Os parlamentares democráticos da comissão têm a missão de contar duas histórias
Por Demétrio Magnoli (foto)
André Fernandes (PL-CE), primeiro nome na lista de assinaturas da Comissão Parlamentar Mista de Inquérito do 8/1, está entre os investigados pela tentativa de golpe de Estado. Lá atrás, a escumalha bolsonarista imaginou a CPMI como fábrica de mentiras destinadas a conectar o lulismo à baderna golpista. Eles não previram a possibilidade de que a comissão conte a verdade inteira sobre os eventos em Brasília.
Lá atrás, o governo Lula manobrou para barrar a CPMI –e, tipicamente, o jornalismo chapa-branca correu para oferecer argumentos tão óbvios quanto primitivos. Um: a iniciativa era do bolsonarismo, e com más intenções. E daí? Que tal apostar na capacidade dos brasileiros de enxergar a realidade factual? Dois: a investigação iluminaria a cumplicidade de militares com o golpismo, criando arestas na caserna. E daí? Democracias punem golpistas, com ou sem uniforme verde.
O terceiro argumento, que era o decisivo, permaneceu convenientemente oculto: o sistema judicial cuidaria do assunto, poupando o governo de tensões com seus neo-aliados no Congresso. Lula apostava na célebre "cordialidade brasileira" –ou seja, num pacto implícito de impunidade para o comando golpista organizado ao redor do próprio Bolsonaro. Sem CPMI, ninguém produziria uma narrativa oficial sobre a longa trama política que desaguou no 8/1 –e só os vândalos estúpidos presos em flagrante pagariam pelo crime contra a democracia.
Golpismo, mesmo fracassado, não é brincadeirinha. O Congresso tem, agora, a oportunidade de provar à nação que há uma maioria parlamentar comprometida com as instituições democráticas. Para isso, a CPMI do 8/1 deve ficar conhecida como CPMI de Bolsonaro –e por razões opostas aos desejos da camarilha de André Fernandes.

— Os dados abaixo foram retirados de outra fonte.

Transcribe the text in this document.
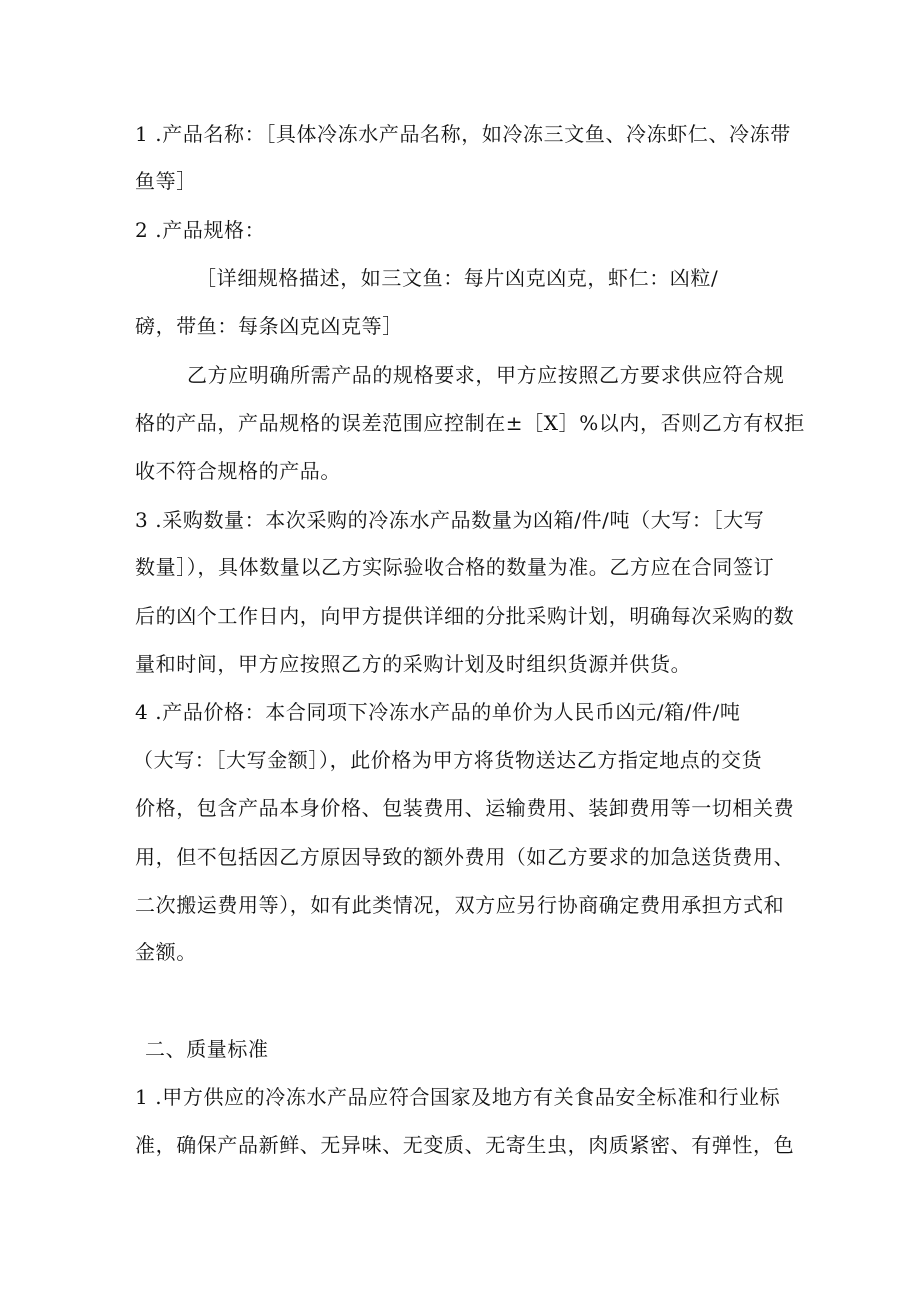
1 .产品名称：［具体冷冻水产品名称，如冷冻三文鱼、冷冻虾仁、冷冻带
鱼等］
2 .产品规格：
［详细规格描述，如三文鱼：每片凶克凶克，虾仁：凶粒/
磅，带鱼：每条凶克凶克等］
乙方应明确所需产品的规格要求，甲方应按照乙方要求供应符合规
格的产品，产品规格的误差范围应控制在±［X］%以内，否则乙方有权拒
收不符合规格的产品。
3 .采购数量：本次采购的冷冻水产品数量为凶箱/件/吨（大写：［大写
数量］），具体数量以乙方实际验收合格的数量为准。乙方应在合同签订
后的凶个工作日内，向甲方提供详细的分批采购计划，明确每次采购的数
量和时间，甲方应按照乙方的采购计划及时组织货源并供货。
4 .产品价格：本合同项下冷冻水产品的单价为人民币凶元/箱/件/吨
（大写：［大写金额］），此价格为甲方将货物送达乙方指定地点的交货
价格，包含产品本身价格、包装费用、运输费用、装卸费用等一切相关费
用，但不包括因乙方原因导致的额外费用（如乙方要求的加急送货费用、
二次搬运费用等），如有此类情况，双方应另行协商确定费用承担方式和
金额。
二、质量标准
1 .甲方供应的冷冻水产品应符合国家及地方有关食品安全标准和行业标
准，确保产品新鲜、无异味、无变质、无寄生虫，肉质紧密、有弹性，色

Selfies dos vândalos ajudaram a incriminá-los. Vídeos de câmeras de seguranças expõem omissões criminosas do GSI, do Batalhão da Guarda Presidencial e de forças policiais. Mas a CPMI faria bem em partir do princípio de que as engrenagens da tentativa de golpe não foram filmadas ou fotografadas. O núcleo golpista não estava nos palácios invadidos no 8/1. O ato derradeiro foi apenas a conclusão de um espetáculo que se desenrolou ao longo do mandato de Bolsonaro.

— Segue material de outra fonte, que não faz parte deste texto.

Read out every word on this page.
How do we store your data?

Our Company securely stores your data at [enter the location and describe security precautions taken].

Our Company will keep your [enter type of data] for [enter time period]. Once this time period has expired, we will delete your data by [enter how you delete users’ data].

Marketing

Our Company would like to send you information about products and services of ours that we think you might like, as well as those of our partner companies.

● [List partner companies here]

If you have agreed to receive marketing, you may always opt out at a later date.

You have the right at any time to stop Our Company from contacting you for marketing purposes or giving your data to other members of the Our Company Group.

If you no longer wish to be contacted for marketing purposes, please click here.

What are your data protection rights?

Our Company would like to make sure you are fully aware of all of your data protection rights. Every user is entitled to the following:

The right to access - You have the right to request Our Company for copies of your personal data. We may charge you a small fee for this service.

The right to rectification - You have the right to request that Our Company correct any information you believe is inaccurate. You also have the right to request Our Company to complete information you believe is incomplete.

Os parlamentares democráticos da CPMI têm a missão de contar duas histórias. A primeira é a história política da organização, à luz do dia, de um movimento cujo objetivo era a derrubada do sistema democrático. Seu tecido abrange os discursos presidenciais sobre as virtudes da ditadura militar, os apelos à intervenção do "meu Exército" diante do QG de Brasília em 19 de abril de 2020, as ameaças ao STF no 7 de Setembro de 2021 e a litania de falsidades sobre as urnas eletrônicas que atingiu o paroxismo no comício a embaixadores em 18 de julho de 2022. Bolsonaro não estava dopado durante todo esse percurso.
A segunda é a história criminal da articulação subterrânea de complôs golpistas pelo círculo interno do bolsonarismo. Há muito a ser desvendado, desde a demissão do ministro da Defesa, Fernando Azevedo, e dos três comandantes militares, em 30 de março de 2021, até a minuta do golpe apreendida com o ministro da Justiça (!?) Anderson Torres, passando pelo relatório do Ministério da Defesa que sugeria suspeitas sobre as urnas eletrônicas, em novembro de 2022.
A facção parlamentar ainda fiel ao bolsonarismo prepara-se para montar um circo, embaralhando as frases das duas histórias e tornando-as ininteligíveis. Haverá, porém, uma maioria capaz de consagrar a verdade factual.
De modo geral, comissões parlamentares servem, exclusivamente, à disputa política. Nesse caso, é bem mais que isso. O sucesso da CPMI de Bolsonaro deve ser medido por uma régua exigente: a oferta das provas suficientes para processar criminalmente o núcleo dirigente da tentativa frustrada de golpe de Estado.